The radio man is a puppet. Watch his eyebrows gather. See his lips purse. It is an illusion worked by a grim operator. Each string leads to a bony finger. Say! Doesn’t the puppet look angry?
‘Was it worth it?’ Harmer shouted bitterly. He struggled to look at Cory. ‘All this,’ he gasped, ‘to send some bloody code-word?’
Cory looked at his own hand, holding the neck. Puppet? A better metaphor was the ventriloquist’s dummy. Cory let go.
Denis Harmer leaned around the bank of radio equipment.
Or was Harmer more like an animated cartoon? With motion comes the illusion of life. But each still frame betrays the lifelessness of the character.
~
Time did not keep pace with the acceleration of his thoughts. For Cory, time was an absolute whose minutes moved no faster than his Ramsey IV caesium oscillator.
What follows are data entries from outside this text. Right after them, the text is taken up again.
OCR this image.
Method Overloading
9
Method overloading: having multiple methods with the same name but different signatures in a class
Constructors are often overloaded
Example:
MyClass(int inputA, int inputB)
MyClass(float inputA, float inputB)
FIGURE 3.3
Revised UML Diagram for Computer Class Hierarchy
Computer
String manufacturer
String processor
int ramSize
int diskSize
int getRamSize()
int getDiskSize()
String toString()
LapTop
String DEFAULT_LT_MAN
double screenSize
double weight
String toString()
He killed Denis Harmer in 73,541,054,160 beam cycles. Eight seconds his murder. Then Cory rested the axe against the fuselage and pulled his white handkerchief from his pocket. He stilled the tremors in his fingers by twisting them through its fabric.
Though Harmer’s question needed no answer, he said, ‘Probably not.’
~
He considered the canopy. The air was opaque and depthless. There was an escape hatch directly above him, but it was not designed to be used during flight. The slipstream would toss him to the rudder fins. His only chance was through the door at the rear of the fuselage and, to get to it, he would need to deal with the passengers.
He touched his injured shoulder. The wound was deep and his left arm was weakening. Jack Gooderham, Peter Simpson and Harald Pagh were able men.
With a sigh, he took the oxygen pipe from Commander Cook’s mask and used the axe to cut a length from it. He made a V-shaped split in both ends and attached one to the spout of the fire extinguisher. He paused, reconsidered his plan, and detached it from the extinguisher. He licked his finger and pushed some spit into the canister. Then he reattached the assembly. His infallible chronometer marked fourteen seconds.
He leaned across Commander Cook and turned the cock for the passenger oxygen supply. With the flow stopped, he tore the main hose from the fuselage and pushed it into the other end of the pipe he had split with the axe. The oxygen supply was now connected to the fire extinguisher.